By Nur Asena Erturk
ANKARA (AA) – Trade unions in France are preparing on Thursday for renewed protests against the pension reform.
This will be the ninth day of planned mobilization since January, with thousands of workers walking out in various sectors, including transportation, energy, and education.
The rally in Paris will start in the afternoon and protests will be held in other cities as well.
Interior Minister Gerald Darmanin on Tuesday evening said that 12,000 police officers, including 5,000 in Paris, will be deployed during those demonstrations, according to broadcaster BFMTV.
National railway company SNCF and Parisian regional transportation company RATP announced that their services will be largely disrupted, the daily Le Figaro reported.
The French Directorate General for Civil Aviation (DGAC) urged airline companies to cancel 30% of their flights at Paris-Orly airport, and 20% of the flights at Marseille-Provence, Toulouse, and Lyon airports, due to the workers' strikes.
- Non-stop demonstrations
The country has been facing non-stop demonstrations since March 16, when President Emmanuel Macron and Prime minister Elisabeth Borne decided to use constitutional powers to adopt the bill without parliamentary consent.

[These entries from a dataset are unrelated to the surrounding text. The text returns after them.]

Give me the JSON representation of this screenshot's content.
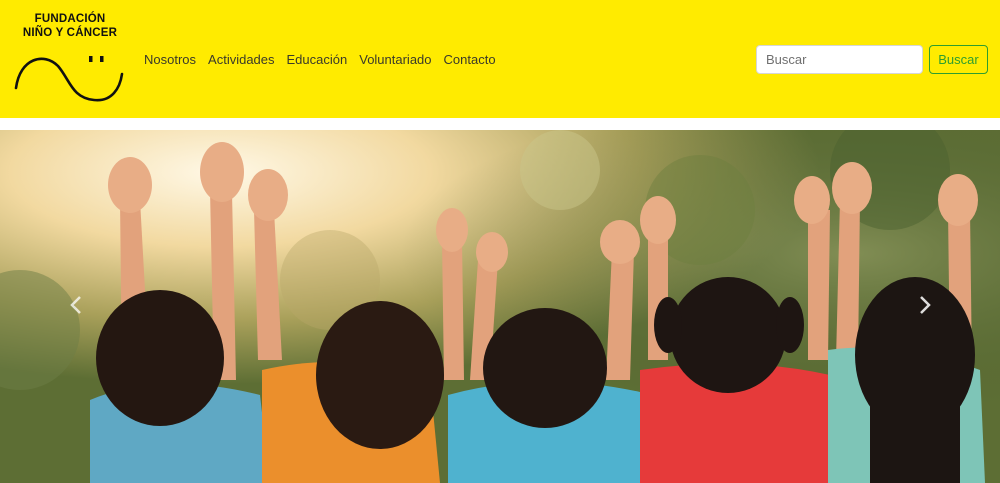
{
  "brand": {
    "line1": "FUNDACIÓN",
    "line2": "NIÑO Y CÁNCER"
  },
  "nav": {
    "items": [
      {
        "label": "Nosotros"
      },
      {
        "label": "Actividades"
      },
      {
        "label": "Educación"
      },
      {
        "label": "Voluntariado"
      },
      {
        "label": "Contacto"
      }
    ]
  },
  "search": {
    "placeholder": "Buscar",
    "button_label": "Buscar"
  },
  "carousel": {
    "prev_icon": "chevron-left-icon",
    "next_icon": "chevron-right-icon"
  },
  "colors": {
    "navbar_bg": "#ffeb00",
    "search_button": "#2e9e2e"
  }
}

Acts of violence marred most of those impromptu protests, with hundreds arrested during the weekend.
- Macron's speech
President Macron on Wednesday, during an interview with broadcasters France 2 and TF1, did not budge from his decision on the reform, saying that it is a must.
He explained that this bill will pursue its democratic path, and "must enter into force this year."
Those remarks triggered outrage among the opposition parties and trade unions, who criticized the president for arrogance and contempt.
- Pension reform plan, source of popular furor
The French government used special constitutional powers last week to force the plan through, prompting opposing parties to submit no-confidence motions that were later rejected.
Macron and Borne decided to invoke Article 49.3 of the constitution, a mechanism that lets the government adopt a draft bill without parliamentary approval.
The decision was driven by fear that lawmakers would be able to block the reforms as the government does not hold an absolute majority in the legislature.
The government revealed the reform project in January and parliament started examining and debating the draft bill the following month.
Workers and trade unions have since expressed growing outrage by holding demonstrations and walkouts.
The reform project includes raising the retirement age from 62 to 64 by 2030, requiring at least 43 years of work to be eligible for a full pension.